Saturday, February 16, 2019

OscarFilms A STAR IS BORN, GREEN BOOK and VICE

Star is Born
Or as I like to call it 3 performances looking for a movie.
Remake of the classic story sputters and putters its way through 135 minutes or so as Bradley Cooper finds Lady Gaga, and makes her a star as Sam Elliot looks on. Good performances are lost in a film that dramatically never is believable as Bradley Cooper’s charming lead mozies down the road to ruin. While we can buy most things that happen, there simply isn’t enough to Cooper’s character to accept his tragic end. Actually we simply don’t know enough his character to feel we know anything about him.
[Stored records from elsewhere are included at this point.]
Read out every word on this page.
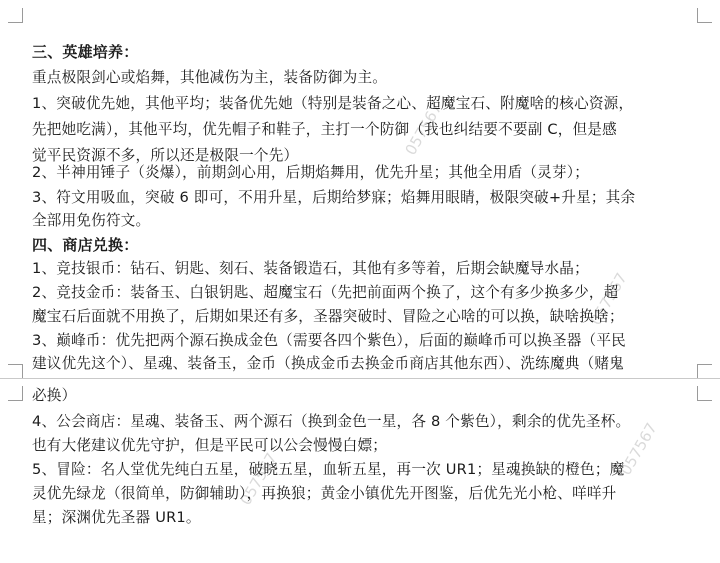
057567
057567
057567
057567
三、英雄培养：
重点极限剑心或焰舞，其他减伤为主，装备防御为主。
1、突破优先她，其他平均；装备优先她（特别是装备之心、超魔宝石、附魔啥的核心资源，
先把她吃满），其他平均，优先帽子和鞋子，主打一个防御（我也纠结要不要副 C，但是感
觉平民资源不多，所以还是极限一个先）
2、半神用锤子（炎爆），前期剑心用，后期焰舞用，优先升星；其他全用盾（灵芽）；
3、符文用吸血，突破 6 即可，不用升星，后期给梦寐；焰舞用眼睛，极限突破+升星；其余
全部用免伤符文。
四、商店兑换：
1、竞技银币：钻石、钥匙、刻石、装备锻造石，其他有多等着，后期会缺魔导水晶；
2、竞技金币：装备玉、白银钥匙、超魔宝石（先把前面两个换了，这个有多少换多少，超
魔宝石后面就不用换了，后期如果还有多，圣器突破时、冒险之心啥的可以换，缺啥换啥；
3、巅峰币：优先把两个源石换成金色（需要各四个紫色），后面的巅峰币可以换圣器（平民
建议优先这个）、星魂、装备玉，金币（换成金币去换金币商店其他东西）、洗练魔典（赌鬼
必换）
4、公会商店：星魂、装备玉、两个源石（换到金色一星，各 8 个紫色），剩余的优先圣杯。
也有大佬建议优先守护，但是平民可以公会慢慢白嫖；
5、冒险：名人堂优先纯白五星，破晓五星，血斩五星，再一次 UR1；星魂换缺的橙色；魔
灵优先绿龙（很简单，防御辅助），再换狼；黄金小镇优先开图鉴，后优先光小枪、咩咩升
星；深渊优先圣器 UR1。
His performance is great, the character is grossly under written (someone other than Cooper should have written it so there was more on screen). As for Cooper’s filmmaking it’s okay. Cribbing way too much from other filmmakers and other similar backstage films this Star is Born never feels like its own movie. It’s just an imitation of some other better films.

Green Book
Viggo Mortensen and Mahershala Ali tell the story of Tony Lip who drove Dr Don Shirley on a concert tour of the American South. An amiable tale of two men facing the racism in America it is a the sort of movie that would have cleaned up at the Oscars twenty or thirty years ago. While it is an amiable buddy film with a serious edge, you can’t help but like both Lip and Shirley because if the actors portraying them, it really isn’t quite deserving of all of the awards it’s won. Yes, the performances are excellent and deserving of note, but outside of that the film is no better than good. It’s a warm and fuzzy tale that too many people have mistaken for something deep. (I think if I saw this with no expectations of “greatness or meaningfulness” I think I would have liked it more)

VICE
Scathing portrait of Dick Cheney and his rise to power mirroring the fragmenting of America is a film I can admire more than like. A take no prisoners take down the Cheney and the Republican Neo-Con take over of the country reveals how a bunch of guys just looking for power and money took over despite ultimately believing in nothing except their side (whatever the hell that is) is right. Its a brutal look at what happened and why- but it's so arch and goofy that it trips over it's baggy pants and falls on its face. Yes, Christian Bale is great as the man himself but he is also kind of dull with the seeming lack of emotion.  The movie it self is tries too hard to be funny but it only clicks in moments (Alfred Molina's waiter for example).